Dosyanın içinde Tom'la ilgili aklınıza gelebilecek bütün bilgiler vardı.
(YN:demek aklımıza gelebilecek bütün bilgiler ha? :> )

Ben dosyayı incelemeye devam ederken bir anda ofisimi basan asker daha çok sinirlenmeme neden oldu.

"Yeter artık şu kapıyı çalmayı öğren!!" diye haykırdım karşımdaki askere.

Asker bağırmamla beraber başını yere eğerek "Ö-özür dilerim efendim. Ben... Sadece işkence odasının hazır olduğunu söylemek için gelmiştim..." dedi.

"Tamam çık dışarı!" dedim. Asker ofisi terketti.

Tom'un dosyasına son bir kez göz gezdirdikten sonra masaya koydum ve kapıya yöneldim.

Ofisten çıktım ve işkence odasına doğru yol aldım...

İçeri girdiğimde karanlık bir oda karşıladı beni. Tavanda asılı olan ipi aşağıya doğru çektim.

Biranda leş bir ışık yayıldı etrafa. Artık herşeyi görebiliyordum. Tom'uda görebiliyordum. Elleri ve ayaklarının duvara zincirliydi.

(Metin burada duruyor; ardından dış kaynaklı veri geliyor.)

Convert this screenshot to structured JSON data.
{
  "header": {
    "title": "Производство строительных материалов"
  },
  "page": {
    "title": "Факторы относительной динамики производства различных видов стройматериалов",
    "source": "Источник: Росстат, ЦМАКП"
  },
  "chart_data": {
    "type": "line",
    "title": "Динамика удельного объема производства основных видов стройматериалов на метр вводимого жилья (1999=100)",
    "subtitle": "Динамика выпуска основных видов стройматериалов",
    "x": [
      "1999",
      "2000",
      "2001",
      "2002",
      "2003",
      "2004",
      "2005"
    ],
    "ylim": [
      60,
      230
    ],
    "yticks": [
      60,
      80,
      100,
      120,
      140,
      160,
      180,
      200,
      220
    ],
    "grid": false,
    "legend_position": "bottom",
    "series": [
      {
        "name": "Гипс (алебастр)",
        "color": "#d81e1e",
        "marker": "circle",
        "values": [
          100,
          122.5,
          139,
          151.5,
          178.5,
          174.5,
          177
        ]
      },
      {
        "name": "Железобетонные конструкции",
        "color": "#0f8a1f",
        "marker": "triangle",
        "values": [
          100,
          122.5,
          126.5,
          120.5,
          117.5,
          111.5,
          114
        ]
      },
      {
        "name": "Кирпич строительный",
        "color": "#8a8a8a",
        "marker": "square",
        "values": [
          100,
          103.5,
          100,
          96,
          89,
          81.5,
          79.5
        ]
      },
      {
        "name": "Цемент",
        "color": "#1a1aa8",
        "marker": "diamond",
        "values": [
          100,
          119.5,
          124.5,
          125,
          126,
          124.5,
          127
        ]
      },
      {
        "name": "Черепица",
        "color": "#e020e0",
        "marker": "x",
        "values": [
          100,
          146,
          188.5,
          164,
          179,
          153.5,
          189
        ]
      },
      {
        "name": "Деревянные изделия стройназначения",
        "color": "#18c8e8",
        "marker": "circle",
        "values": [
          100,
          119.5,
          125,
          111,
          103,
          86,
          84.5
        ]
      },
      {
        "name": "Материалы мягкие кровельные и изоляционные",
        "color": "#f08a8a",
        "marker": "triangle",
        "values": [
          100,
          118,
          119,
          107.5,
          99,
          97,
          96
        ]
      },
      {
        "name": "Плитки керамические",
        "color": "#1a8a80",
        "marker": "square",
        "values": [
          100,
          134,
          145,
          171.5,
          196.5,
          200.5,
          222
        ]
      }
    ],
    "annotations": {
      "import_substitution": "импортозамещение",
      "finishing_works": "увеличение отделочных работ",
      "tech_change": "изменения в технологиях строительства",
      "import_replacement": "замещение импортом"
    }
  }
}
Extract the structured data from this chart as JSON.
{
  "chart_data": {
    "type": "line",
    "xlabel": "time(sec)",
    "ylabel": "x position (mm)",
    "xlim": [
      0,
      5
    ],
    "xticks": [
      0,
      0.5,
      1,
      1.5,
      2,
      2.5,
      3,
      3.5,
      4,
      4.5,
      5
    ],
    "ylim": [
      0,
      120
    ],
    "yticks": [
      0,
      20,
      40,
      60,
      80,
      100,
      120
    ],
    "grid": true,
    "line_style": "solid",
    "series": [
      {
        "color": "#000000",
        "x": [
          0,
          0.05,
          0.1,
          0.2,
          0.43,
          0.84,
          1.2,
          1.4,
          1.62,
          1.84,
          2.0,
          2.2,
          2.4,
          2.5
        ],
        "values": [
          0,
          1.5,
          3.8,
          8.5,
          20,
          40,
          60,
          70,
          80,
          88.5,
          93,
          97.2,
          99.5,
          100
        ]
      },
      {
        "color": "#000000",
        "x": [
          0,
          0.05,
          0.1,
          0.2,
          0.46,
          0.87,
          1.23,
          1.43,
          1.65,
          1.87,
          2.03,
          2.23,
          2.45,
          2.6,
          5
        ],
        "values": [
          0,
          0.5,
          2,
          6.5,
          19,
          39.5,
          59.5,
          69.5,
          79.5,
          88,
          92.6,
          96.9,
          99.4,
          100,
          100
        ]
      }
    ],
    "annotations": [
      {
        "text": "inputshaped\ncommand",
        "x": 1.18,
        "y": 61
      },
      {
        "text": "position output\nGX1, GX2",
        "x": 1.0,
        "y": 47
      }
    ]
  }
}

Onu öyle gördüğümde yüzümde bir gülümseme oluşmuştu.

Tom'un yerdeki bakışları bana döndü. Bana sinir olduğu belliydi. Siniri gözlerinden belliydi- YN: Dur... Onun gözü yokki ben ne saçmalıyorum :'D

Herneyse

"Ne?! " dedi Tom -olmayan- gözlerini kısarak.

Hiç bir söz söylemeden hemen yan tarafta duran masanın yanına gittim. Masanın üzerindeki bıçaklara ve tabancalara bakıyordum ki gözüm yerde duran çekice kaydı.

Yere doğru eğildim ve yerdeki çekici aldım. Bir süre bakıştım çekiçle. Artık kullanılmaktan paslanmıştı ve ucunda biraz kurumuş kan vardı.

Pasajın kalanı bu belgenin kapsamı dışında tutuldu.